The Board approved a new 457(k) elective retirement plan for RFPD employees. The plan allows individual employees to set aside pre-tax dollars in a special plan administered by the Fire and Police Pension Association, in addition to the pension provided by the FPPA.
The RFPD is preparing to build a new fire station, and the Board is preparing a bond sale to provide the funds. The bond proposal was sent to a consultant for suggestions. The consultant suggested several changes, and the Board voted to accept the changes. Look for more information on the fire station and the bond issue in coming months.
Fire Chief Phil Daniels announced the District just purchased a truck from PepsiCo. The truck has 150,000 miles on it, but is in great condition, and they expect it to last many more years. It will be used to tow two new trailers the district is receiving from FEMA. The trailers will provide shower and restroom facilities for firefighters fighting large fires far from home. Firefighters are often called out of their own districts to assist with larger firefighting efforts, and two RFPD firefighters are on assignment in Oregon and three are in California.
The Bureau of Land Management is requiring all fire departments to provide new portable fire shelters for their staff. The BLM is also providing a grant for 90% of the funds needed to purchase these shelters. The board voted to accept the BLM grant and allow Chief Daniels to sign the contract.
Sara Blackhurst, Executive Director of the Greenhorn Valley Chamber of Commerce, informed the board of the upcoming Vision Summit and requested RFPD’s participation. She is requesting participation from all elected bodies in the valley in order to make everyone’s voices heard. Chairman Sonny Hood and Director Ed Sutcliffe agreed to represent RFPD at the Summit.

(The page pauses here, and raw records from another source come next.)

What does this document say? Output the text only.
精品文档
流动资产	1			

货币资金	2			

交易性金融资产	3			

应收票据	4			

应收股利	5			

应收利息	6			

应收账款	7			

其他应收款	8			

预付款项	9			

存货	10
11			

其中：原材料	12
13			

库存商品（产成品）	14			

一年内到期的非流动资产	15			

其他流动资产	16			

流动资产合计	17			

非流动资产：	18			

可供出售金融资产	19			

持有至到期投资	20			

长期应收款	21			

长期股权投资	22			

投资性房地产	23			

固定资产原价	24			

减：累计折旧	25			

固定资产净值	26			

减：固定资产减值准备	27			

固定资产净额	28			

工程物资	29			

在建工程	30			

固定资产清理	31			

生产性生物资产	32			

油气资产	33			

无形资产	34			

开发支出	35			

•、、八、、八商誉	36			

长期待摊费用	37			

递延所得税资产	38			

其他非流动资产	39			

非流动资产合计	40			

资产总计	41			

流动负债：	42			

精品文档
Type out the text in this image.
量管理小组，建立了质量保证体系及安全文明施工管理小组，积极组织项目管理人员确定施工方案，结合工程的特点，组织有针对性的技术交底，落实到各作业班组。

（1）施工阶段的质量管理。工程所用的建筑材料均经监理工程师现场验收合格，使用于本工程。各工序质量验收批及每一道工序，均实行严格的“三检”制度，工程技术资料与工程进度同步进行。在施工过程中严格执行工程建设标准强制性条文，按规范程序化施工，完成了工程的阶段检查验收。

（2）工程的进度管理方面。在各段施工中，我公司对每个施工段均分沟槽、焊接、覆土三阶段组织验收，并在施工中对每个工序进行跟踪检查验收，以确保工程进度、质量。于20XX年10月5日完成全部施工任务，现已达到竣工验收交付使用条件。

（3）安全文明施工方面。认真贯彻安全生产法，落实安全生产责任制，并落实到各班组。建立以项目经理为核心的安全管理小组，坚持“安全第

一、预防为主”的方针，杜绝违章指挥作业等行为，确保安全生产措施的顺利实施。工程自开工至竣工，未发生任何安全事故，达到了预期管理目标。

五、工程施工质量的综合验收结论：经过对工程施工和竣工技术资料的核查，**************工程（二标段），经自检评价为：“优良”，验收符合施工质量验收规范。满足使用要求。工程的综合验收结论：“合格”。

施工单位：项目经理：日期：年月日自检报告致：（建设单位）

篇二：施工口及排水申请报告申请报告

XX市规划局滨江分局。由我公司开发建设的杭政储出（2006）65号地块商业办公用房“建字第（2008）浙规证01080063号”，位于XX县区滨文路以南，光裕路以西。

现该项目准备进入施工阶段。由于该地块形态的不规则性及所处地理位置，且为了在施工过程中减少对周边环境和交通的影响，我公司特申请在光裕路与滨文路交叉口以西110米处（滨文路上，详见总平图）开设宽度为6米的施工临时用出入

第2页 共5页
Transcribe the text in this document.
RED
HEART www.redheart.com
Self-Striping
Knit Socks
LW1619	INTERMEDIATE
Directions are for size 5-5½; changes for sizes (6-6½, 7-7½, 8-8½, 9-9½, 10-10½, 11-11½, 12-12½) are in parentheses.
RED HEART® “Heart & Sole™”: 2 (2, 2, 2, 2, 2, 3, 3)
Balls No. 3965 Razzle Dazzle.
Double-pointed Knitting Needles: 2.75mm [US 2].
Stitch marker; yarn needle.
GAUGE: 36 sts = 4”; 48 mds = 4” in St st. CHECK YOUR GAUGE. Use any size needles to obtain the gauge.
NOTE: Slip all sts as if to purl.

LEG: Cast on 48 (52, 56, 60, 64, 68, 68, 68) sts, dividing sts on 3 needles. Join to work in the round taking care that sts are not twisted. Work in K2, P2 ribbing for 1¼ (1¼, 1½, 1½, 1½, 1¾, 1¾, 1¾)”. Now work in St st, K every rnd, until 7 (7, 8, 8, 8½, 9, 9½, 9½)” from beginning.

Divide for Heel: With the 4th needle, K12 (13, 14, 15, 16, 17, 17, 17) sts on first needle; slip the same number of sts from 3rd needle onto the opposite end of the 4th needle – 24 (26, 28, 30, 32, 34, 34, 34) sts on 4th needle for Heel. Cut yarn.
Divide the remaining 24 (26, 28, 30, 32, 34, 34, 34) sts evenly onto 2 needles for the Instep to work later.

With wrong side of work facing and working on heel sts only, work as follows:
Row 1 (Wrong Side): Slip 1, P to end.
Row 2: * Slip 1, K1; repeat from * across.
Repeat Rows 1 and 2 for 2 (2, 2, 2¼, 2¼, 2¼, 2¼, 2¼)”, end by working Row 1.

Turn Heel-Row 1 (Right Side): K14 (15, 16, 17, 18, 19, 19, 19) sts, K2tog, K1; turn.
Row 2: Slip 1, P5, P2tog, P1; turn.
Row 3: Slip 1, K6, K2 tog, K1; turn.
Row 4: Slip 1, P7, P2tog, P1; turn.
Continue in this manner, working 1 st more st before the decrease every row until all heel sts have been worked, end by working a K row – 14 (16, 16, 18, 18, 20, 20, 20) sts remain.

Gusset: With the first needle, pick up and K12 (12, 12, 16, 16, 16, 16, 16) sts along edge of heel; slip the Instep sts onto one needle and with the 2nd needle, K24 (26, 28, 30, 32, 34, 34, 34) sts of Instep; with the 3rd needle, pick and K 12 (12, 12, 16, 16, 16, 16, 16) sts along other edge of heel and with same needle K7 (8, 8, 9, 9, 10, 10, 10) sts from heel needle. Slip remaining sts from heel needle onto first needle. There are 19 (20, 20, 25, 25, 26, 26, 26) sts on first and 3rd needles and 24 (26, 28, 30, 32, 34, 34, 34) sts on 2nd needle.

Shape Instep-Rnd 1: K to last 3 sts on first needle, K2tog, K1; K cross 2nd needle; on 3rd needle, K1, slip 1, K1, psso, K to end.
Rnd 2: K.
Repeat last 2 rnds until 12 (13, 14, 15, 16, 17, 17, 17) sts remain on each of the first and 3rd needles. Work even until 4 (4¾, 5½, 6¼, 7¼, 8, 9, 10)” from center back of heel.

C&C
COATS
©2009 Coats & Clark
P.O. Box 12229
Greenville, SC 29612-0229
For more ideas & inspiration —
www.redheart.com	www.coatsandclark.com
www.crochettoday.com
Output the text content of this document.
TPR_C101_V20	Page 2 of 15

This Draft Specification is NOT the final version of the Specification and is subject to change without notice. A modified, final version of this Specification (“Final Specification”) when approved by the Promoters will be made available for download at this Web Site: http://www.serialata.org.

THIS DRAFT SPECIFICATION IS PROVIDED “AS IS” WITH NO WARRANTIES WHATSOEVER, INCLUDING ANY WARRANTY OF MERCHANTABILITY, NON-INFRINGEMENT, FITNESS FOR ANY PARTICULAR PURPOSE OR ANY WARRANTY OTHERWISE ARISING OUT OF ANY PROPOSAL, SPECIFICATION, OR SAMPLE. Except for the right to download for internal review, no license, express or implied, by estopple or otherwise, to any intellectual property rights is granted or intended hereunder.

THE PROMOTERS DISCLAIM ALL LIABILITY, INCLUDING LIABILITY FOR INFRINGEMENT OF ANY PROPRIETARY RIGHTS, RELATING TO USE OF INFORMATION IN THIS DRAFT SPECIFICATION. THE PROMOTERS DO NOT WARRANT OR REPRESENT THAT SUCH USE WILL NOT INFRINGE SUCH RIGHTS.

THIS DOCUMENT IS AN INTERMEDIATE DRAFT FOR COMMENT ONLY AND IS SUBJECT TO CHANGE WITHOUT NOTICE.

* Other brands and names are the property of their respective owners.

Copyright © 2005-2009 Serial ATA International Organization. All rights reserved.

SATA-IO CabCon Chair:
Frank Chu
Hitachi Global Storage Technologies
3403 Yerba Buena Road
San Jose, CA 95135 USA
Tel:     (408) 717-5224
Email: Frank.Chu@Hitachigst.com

Sam Serracino and Dick Greet from the Rye Board of Directors approached the RFPD for help with raising funds for the new water project in Rye. The water project, which includes a new water treatment plant and meters on each tap, will cost approximately $1.1 million. Rye was recently granted $467,350 by the Department of Local Affairs, and although grateful for the grant, the town of Rye is still struggling to come up with the rest of the money. Rye is approved to borrow the remainder at a very low rate, approximately 1.25%. But even that leaves them in a tough position, as paying it back would require tripling the entire town’s water bill for the next thirty years. Rye is approaching every group possible, including state and county officials, and they’ll keep us updated on their progress.